Whenever I go to Goodwill, the first thing I look for is electronics. Normally I'll find an okay kitchen appliance I want, or a George Foreman Grill or griddle plate that's not totally destroyed. There are also almost always a pile of crappy, old cheap keyboards. They're normally the type you might get with a cookie cutter desktop from Best Buy, but I always hold out for something good. Chances are I might find an original Model M, and that would be something other worldly.

So I'm looking through the keyboards and I notice one that's different. It's heavy, for one, and the keys seem to protrude up from the base, not recessed inside like a normal, mostly plastic keyboard. I pick it  up and it has a braided USB cable. I pull off a keycap (which I didn't need to do, but I wanted to confirm) and see a tiny brown cross above the word Cherry. This is a Corsair Vengeance K70 in almost perfect condition. It's missing one key, the minus button on the number pad. The switch works, the stem is just broken. It's a key I rarely use, so I'm unbothered

I look for a price, expecting it to be a few dozen dollars, but it's not. It's $2. Two Dollars. 1/60 of the normal price. So of course I bought it.

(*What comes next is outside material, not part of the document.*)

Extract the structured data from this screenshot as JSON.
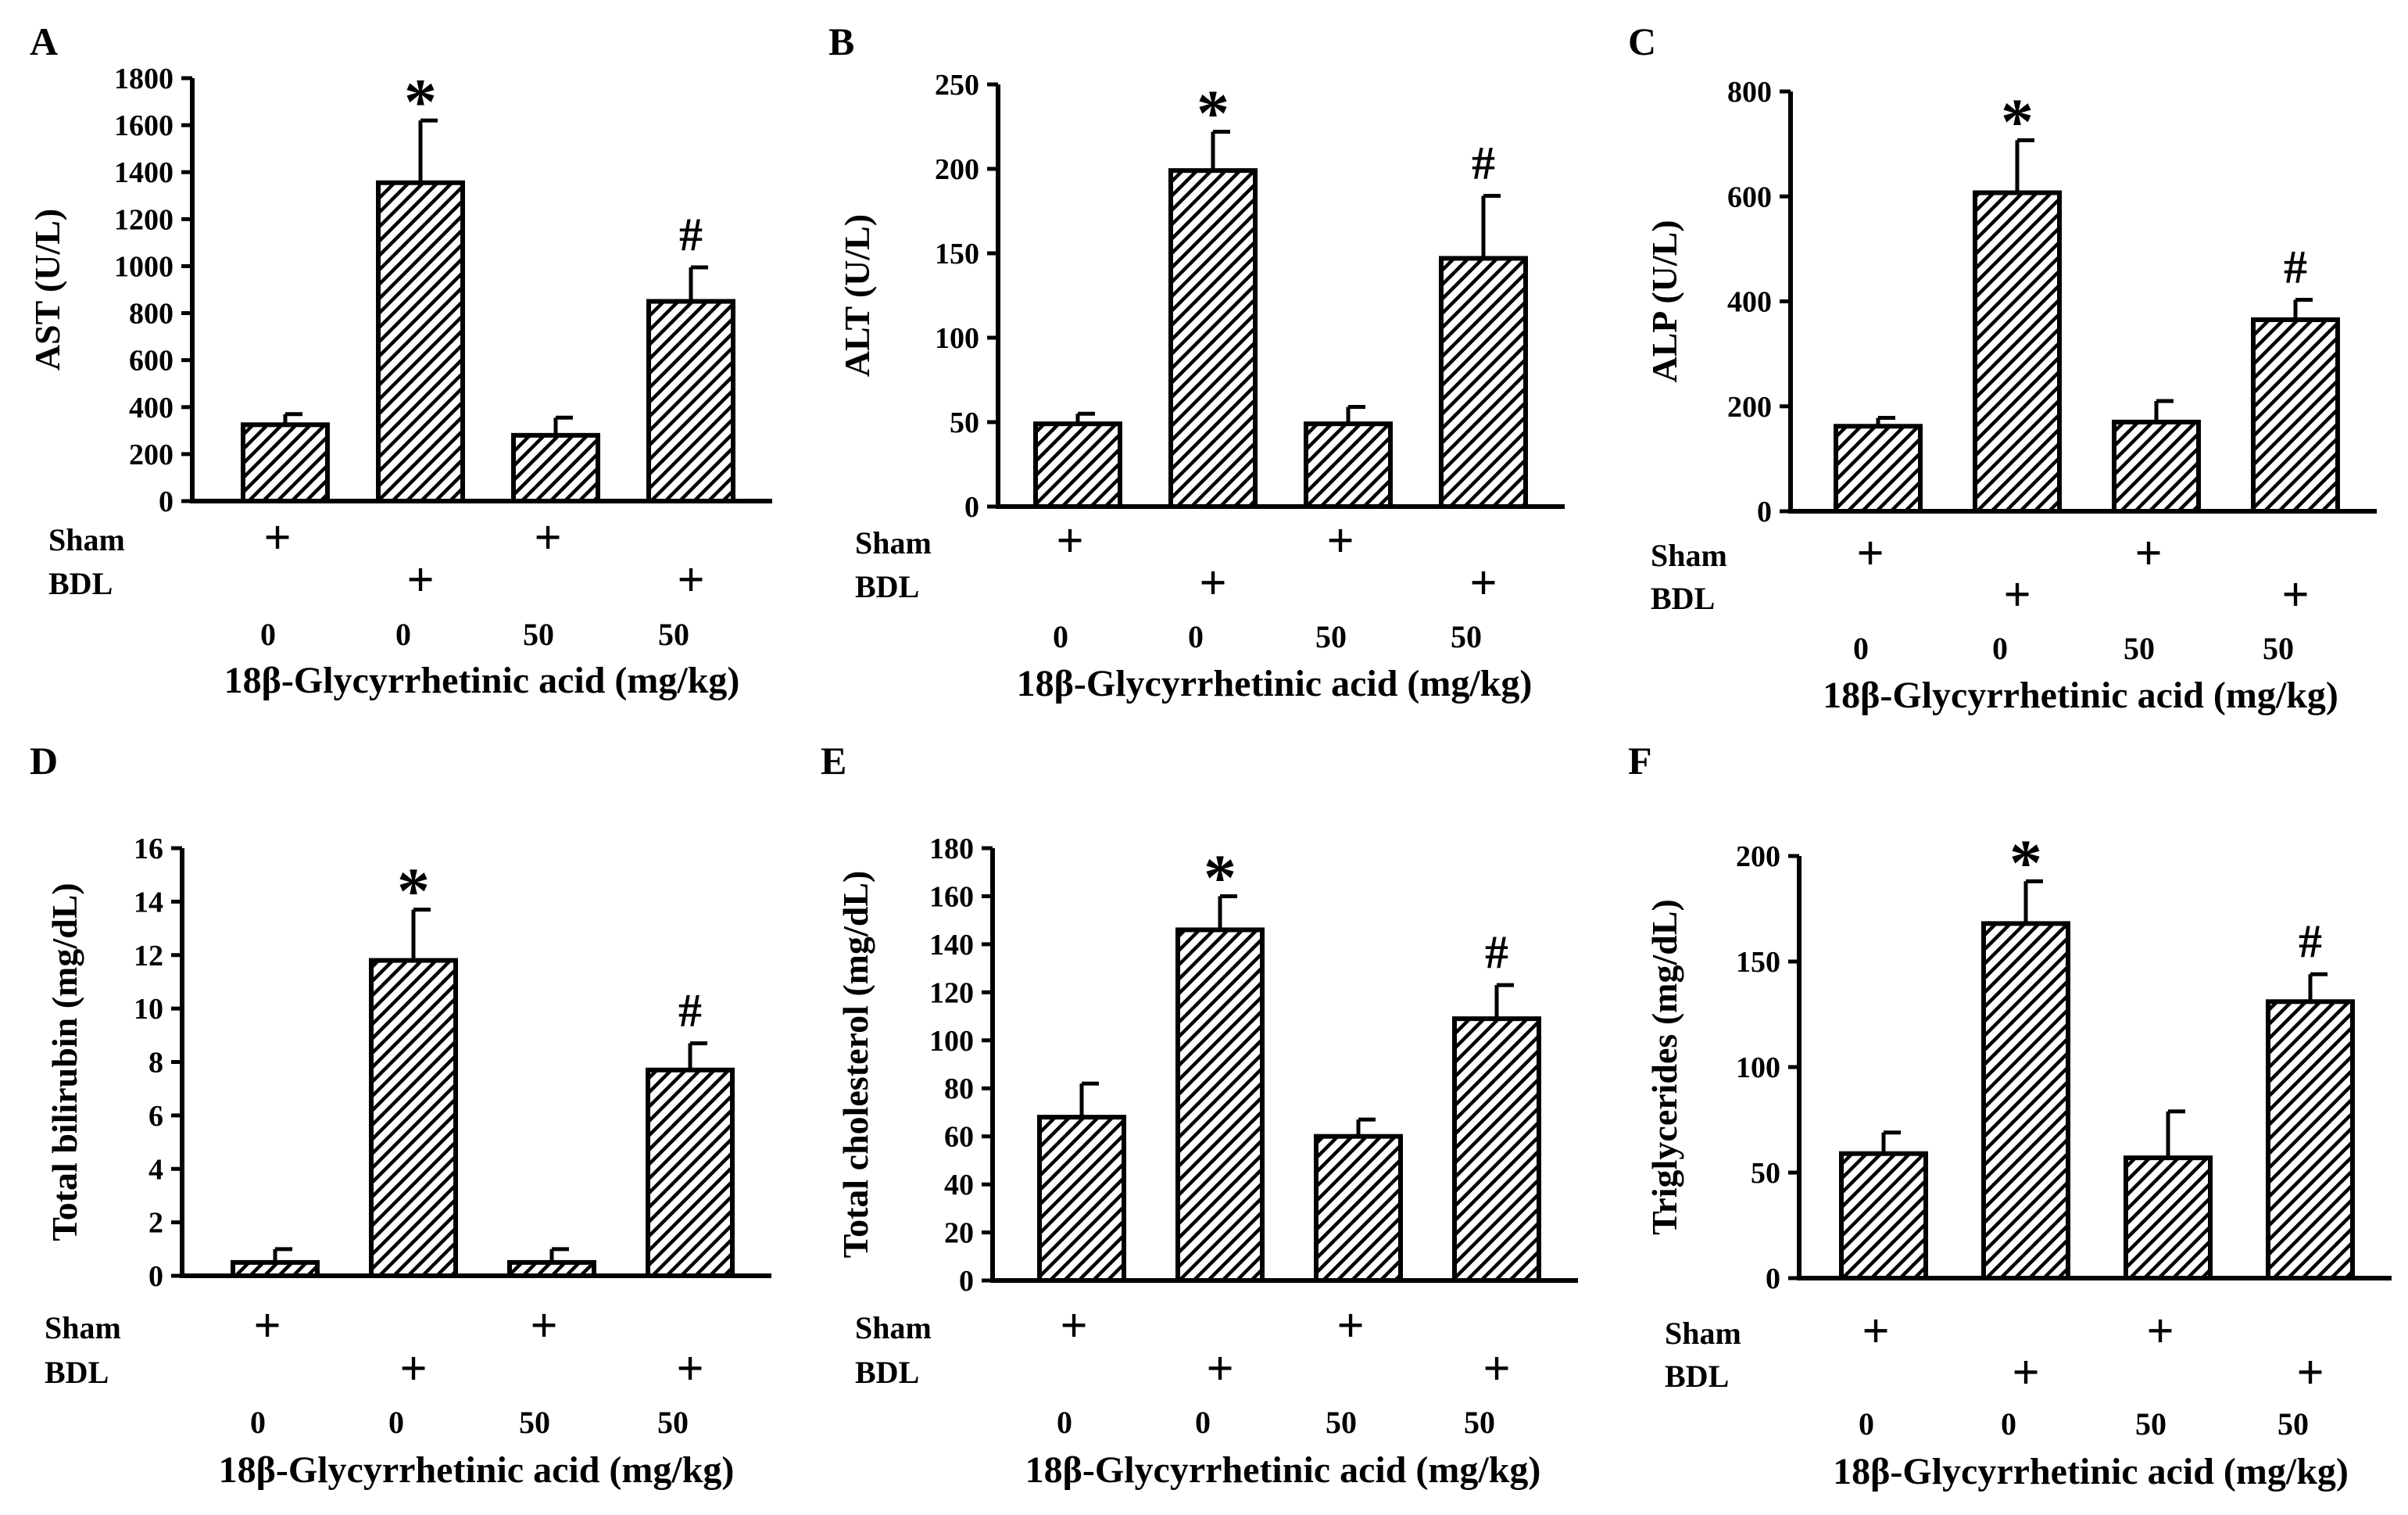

I brought it home, plugged it in and it works. Even if it didn't, I have a keyboard connected to a few handfuls of cherry switches that probably work, so it's worth money one way or another. I wasn't used to typing on a normal keyboard, since I normally use a TypeMatrix 2020, but since then I've gotten used to it. My hands are somewhat uncomfortable in this position, but it's kind of worth it.

The experience is unlike any other. I used to think that mechanical keyswitches seem nice, but are they worth the money? The answer, without question, is yes. If you spend any amount of your day typing, then they are without a doubt the easiest upgrade you could make. It's hard to describe what the feeling is like, which is a shitty thing to say, but the only way to know is to actually try it out. I like the red LEDs on this keyboard, but I don't need them. The Razer Blackwidow Tournament keyboard is under $70 and it's probably worth the investment. I admit, though, I am partial to it's 60% nature.

So I made a decision almost instantly. Off to eBay I went, since I've been on an eBay kick recently, and looked for a Truly Ergonomic Computer Keyboard. I didn't think I would find one, I never have before, but for the first time ever I found one. It's an older model, which I prefer, but it was only $200, a savings of about seventy bucks. The feeling of this keyboard is just so unreal, that I didn't think I should wait, and I never want to use a normal keyboard again. So I went all the way.

I also listed this Corsair Keyboard on eBay, because I'd rather have the money than the keyboard.